The more water released in a flow, the less pressure at the end. But if you block the entrance, you get higher pressure. MPPT charge controllers are meant to take these various pressures, or voltage, and adjust as needed to get a more consistent and efficient flow. 

Constant Voltage

For this method of tracking, the output voltage is regulated to a constant amount. This is more common with PWM systems, as not much else is taken into account. There is no attempt to track the maximum power point and efficiency isn’t maximized. 

Incremental Conductance

This method is done to predict a voltage change. It can track changes faster than other methods and there is no oscillation of power. 

This is the most efficient, but also the most hardware intensive. 

Perturb And Observe

This is also known as the hill-climbing method as it adjusts based on the rise of the curve of power. It is easy to implement and is the most common method used. Essentially, it does small tests to see how certain voltages change the power until the right level is found. 

The efficiency still isn’t always maximized, due to the oscillation around the correct power, instead of focusing on it. 


What are the different types of maximum power point tracking algorithms?

The most common ones are Perturb and Observe (P&O), Incremental Conductance (INC), consistent voltage, constant current, and parasitic capacitance.

What are the tradeoffs associated with different maximum power point tracking algorithms?

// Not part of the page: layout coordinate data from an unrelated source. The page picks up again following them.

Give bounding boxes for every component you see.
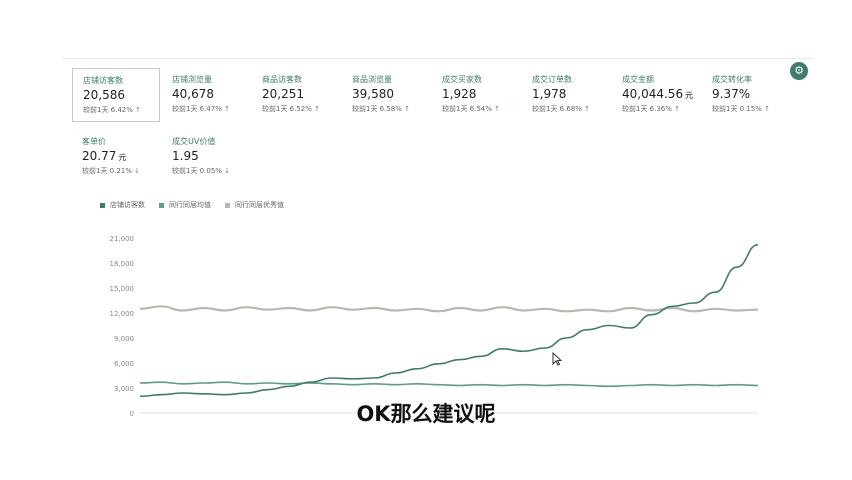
y-tick-label: 6,000 bbox=[114, 360, 134, 368]
metric-comparison-text: 较前1天 6.54% bbox=[442, 105, 492, 113]
arrow-up-icon: ↑ bbox=[674, 105, 681, 113]
arrow-up-icon: ↑ bbox=[314, 105, 321, 113]
metric-label: 成交UV价值 bbox=[172, 137, 216, 146]
metric-unit: 元 bbox=[118, 153, 127, 162]
metric-card[interactable]: 客单价 20.77 元较前1天 0.21% ↓ bbox=[72, 130, 160, 184]
metric-card[interactable]: 商品访客数 20,251 较前1天 6.52% ↑ bbox=[252, 68, 340, 122]
legend-label-visitors: 店铺访客数 bbox=[110, 201, 145, 209]
legend-swatch-peer-excellent bbox=[225, 202, 230, 208]
legend-item-peer-average[interactable]: 同行同层均值 bbox=[159, 200, 211, 210]
metric-value: 1.95 bbox=[172, 149, 250, 163]
metric-label: 商品浏览量 bbox=[352, 75, 392, 84]
metric-comparison-text: 较前1天 6.36% bbox=[622, 105, 672, 113]
metric-card[interactable]: 成交订单数 1,978 较前1天 6.68% ↑ bbox=[522, 68, 610, 122]
y-tick-label: 15,000 bbox=[110, 285, 135, 293]
metric-comparison-text: 较前1天 0.15% bbox=[712, 105, 762, 113]
y-tick-label: 9,000 bbox=[114, 335, 134, 343]
legend-label-peer-average: 同行同层均值 bbox=[169, 201, 211, 209]
metric-label: 店铺浏览量 bbox=[172, 75, 212, 84]
metric-value: 1,978 bbox=[532, 87, 610, 101]
arrow-up-icon: ↑ bbox=[404, 105, 411, 113]
arrow-up-icon: ↑ bbox=[764, 105, 771, 113]
metric-value: 20,586 bbox=[83, 88, 159, 102]
metric-value: 39,580 bbox=[352, 87, 430, 101]
metric-value: 1,928 bbox=[442, 87, 520, 101]
metric-number: 40,678 bbox=[172, 87, 214, 101]
metric-label: 成交转化率 bbox=[712, 75, 752, 84]
metric-card[interactable]: 成交转化率 9.37% 较前1天 0.15% ↑ bbox=[702, 68, 790, 122]
top-bar bbox=[0, 0, 852, 58]
metric-comparison-text: 较前1天 0.05% bbox=[172, 167, 222, 175]
y-tick-label: 0 bbox=[130, 410, 134, 418]
metric-number: 20,251 bbox=[262, 87, 304, 101]
dashboard-panel bbox=[62, 58, 814, 429]
metric-value: 40,044.56 元 bbox=[622, 87, 700, 101]
legend-swatch-peer-average bbox=[159, 202, 164, 208]
legend-swatch-visitors bbox=[100, 202, 105, 208]
legend-item-peer-excellent[interactable]: 同行同层优秀值 bbox=[225, 200, 284, 210]
metric-card[interactable]: 店铺浏览量 40,678 较前1天 6.47% ↑ bbox=[162, 68, 250, 122]
metric-comparison-text: 较前1天 6.52% bbox=[262, 105, 312, 113]
y-tick-label: 18,000 bbox=[110, 260, 135, 268]
metric-comparison: 较前1天 6.47% ↑ bbox=[172, 104, 250, 114]
metric-label: 成交订单数 bbox=[532, 75, 572, 84]
series-line-visitors[interactable] bbox=[139, 243, 759, 398]
metric-comparison: 较前1天 6.42% ↑ bbox=[83, 105, 159, 115]
metric-number: 20.77 bbox=[82, 149, 117, 163]
metric-number: 40,044.56 bbox=[622, 87, 684, 101]
metric-comparison-text: 较前1天 0.21% bbox=[82, 167, 132, 175]
metric-number: 9.37% bbox=[712, 87, 751, 101]
y-tick-label: 12,000 bbox=[110, 310, 135, 318]
metric-comparison-text: 较前1天 6.42% bbox=[83, 106, 133, 114]
arrow-down-icon: ↓ bbox=[224, 167, 231, 175]
metric-number: 39,580 bbox=[352, 87, 394, 101]
metric-number: 20,586 bbox=[83, 88, 125, 102]
metric-value: 9.37% bbox=[712, 87, 790, 101]
metric-comparison-text: 较前1天 6.68% bbox=[532, 105, 582, 113]
video-subtitle: OK那么建议呢 bbox=[356, 402, 496, 426]
metric-comparison: 较前1天 6.68% ↑ bbox=[532, 104, 610, 114]
metric-number: 1.95 bbox=[172, 149, 199, 163]
arrow-up-icon: ↑ bbox=[135, 106, 142, 114]
series-line-peer-excellent[interactable] bbox=[139, 305, 759, 313]
metric-label: 客单价 bbox=[82, 137, 106, 146]
legend-label-peer-excellent: 同行同层优秀值 bbox=[235, 201, 284, 209]
settings-icon[interactable]: ⚙ bbox=[790, 62, 808, 80]
metric-card[interactable]: 成交买家数 1,928 较前1天 6.54% ↑ bbox=[432, 68, 520, 122]
metric-card[interactable]: 商品浏览量 39,580 较前1天 6.58% ↑ bbox=[342, 68, 430, 122]
metric-label: 成交买家数 bbox=[442, 75, 482, 84]
metric-comparison-text: 较前1天 6.58% bbox=[352, 105, 402, 113]
metric-comparison: 较前1天 0.21% ↓ bbox=[82, 166, 160, 176]
metric-comparison: 较前1天 0.15% ↑ bbox=[712, 104, 790, 114]
metric-label: 商品访客数 bbox=[262, 75, 302, 84]
arrow-down-icon: ↓ bbox=[134, 167, 141, 175]
arrow-up-icon: ↑ bbox=[584, 105, 591, 113]
y-tick-label: 21,000 bbox=[110, 235, 135, 243]
arrow-up-icon: ↑ bbox=[224, 105, 231, 113]
metric-comparison: 较前1天 0.05% ↓ bbox=[172, 166, 250, 176]
metric-card[interactable]: 成交UV价值 1.95 较前1天 0.05% ↓ bbox=[162, 130, 250, 184]
metric-label: 成交金额 bbox=[622, 75, 654, 84]
metric-card[interactable]: 成交金额 40,044.56 元较前1天 6.36% ↑ bbox=[612, 68, 700, 122]
chart-legend: 店铺访客数 同行同层均值 同行同层优秀值 bbox=[100, 200, 284, 210]
metric-card[interactable]: 店铺访客数 20,586 较前1天 6.42% ↑ bbox=[72, 68, 160, 122]
metric-comparison: 较前1天 6.58% ↑ bbox=[352, 104, 430, 114]
metric-value: 20,251 bbox=[262, 87, 340, 101]
metric-comparison: 较前1天 6.52% ↑ bbox=[262, 104, 340, 114]
metric-unit: 元 bbox=[685, 91, 694, 100]
y-tick-label: 3,000 bbox=[114, 385, 134, 393]
metric-comparison: 较前1天 6.54% ↑ bbox=[442, 104, 520, 114]
legend-item-visitors[interactable]: 店铺访客数 bbox=[100, 200, 145, 210]
series-line-peer-average[interactable] bbox=[139, 381, 759, 388]
metric-comparison-text: 较前1天 6.47% bbox=[172, 105, 222, 113]
metric-label: 店铺访客数 bbox=[83, 76, 123, 85]
metric-value: 20.77 元 bbox=[82, 149, 160, 163]
metric-number: 1,978 bbox=[532, 87, 567, 101]
metric-comparison: 较前1天 6.36% ↑ bbox=[622, 104, 700, 114]
metric-value: 40,678 bbox=[172, 87, 250, 101]
arrow-up-icon: ↑ bbox=[494, 105, 501, 113]
metric-number: 1,928 bbox=[442, 87, 477, 101]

Usually, the tradeoffs are efficiency and power vs hardware and cost. MPPT controllers that are more accurate need constant adjustments, which takes power, computations, and a sophisticated system. This is expensive and usually requires more upgrades. Additionally, the more efficient systems can be erratic due to constantly changing conditions sometimes. 

How does the maximum power point tracking algorithm affect the overall system performance?

The better and adjustment-heavy the algorithm, the more efficient a system you get. This means you get more power from the same system. 

What are the design considerations for maximum power point tracking?

The design considerations are usually based on efficiency and being able to get more power from the same system, rather than having to install more panels. Cost is also considered, which is why there are many options available.